“It is such gratifying news,” the doctor told newspaper Metro after hearing that the case would be dropped.
Police had been investigating the doctor since 2005, upon the discovery of the vast amount of child porn material on his computer.
The doctor’s extensive child porn holdings were uncovered in a massive raid carried out in 2004 dubbed “Operation Sleipner” which targeted 120 people suspected of possessing or distributing child porn.
At first, the doctor was suspected of aggravated child pornography crimes.
But because there was so much evidence to go through, it wasn’t until this year that police were able to determine that the doctor had not shared the material further or showed any indication of planning to do so.

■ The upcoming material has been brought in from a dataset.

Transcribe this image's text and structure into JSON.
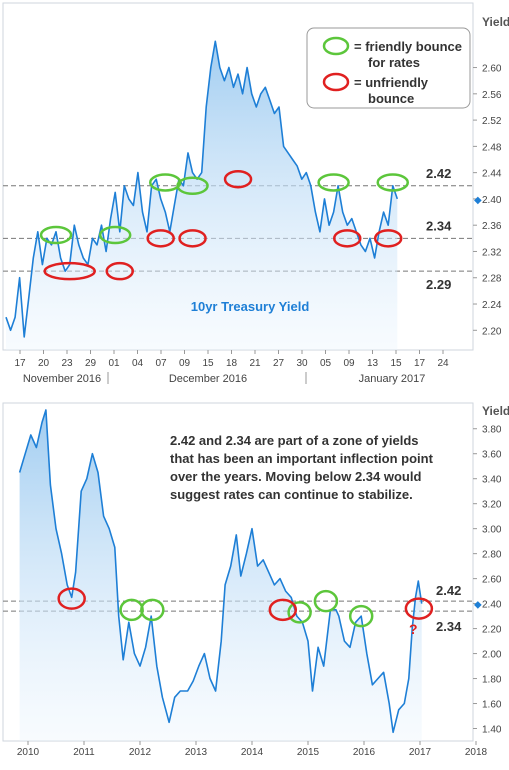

Without the intent to spread the images of child pornography further, the doctor could only be charged with a minor child porn offences, which in turn carry a statute of limitations of five years instead of ten.
As a result of the the crime being downgraded, prosecutors had no choice but to drop the case.
This is not the first time that the period for prosecution of a similar crime is expired due to a lengthy investigation.
Local paper Västerbottenkuriren reported in April about an investigation into child pornography crimes which dragged out more than five years because of the copious amount of material stored on two discs confiscated by police.
When the case was finally handed over to prosecution it was too late and the charges where dropped.
Björn Sellström from Sweden’s National Bureau of Investigation (Rikscriminalpolisen) expressed his regret over the lengthy investigation into the doctor’s child porn holdings.
“It would certainly be possible to argue that the investigation should have been quicker to determine whether this was an aggravated crime or not and thereby kept an eye on the statute of limitations,” he told Metro.
The doctor has denied all charges since the beginning of the investigation.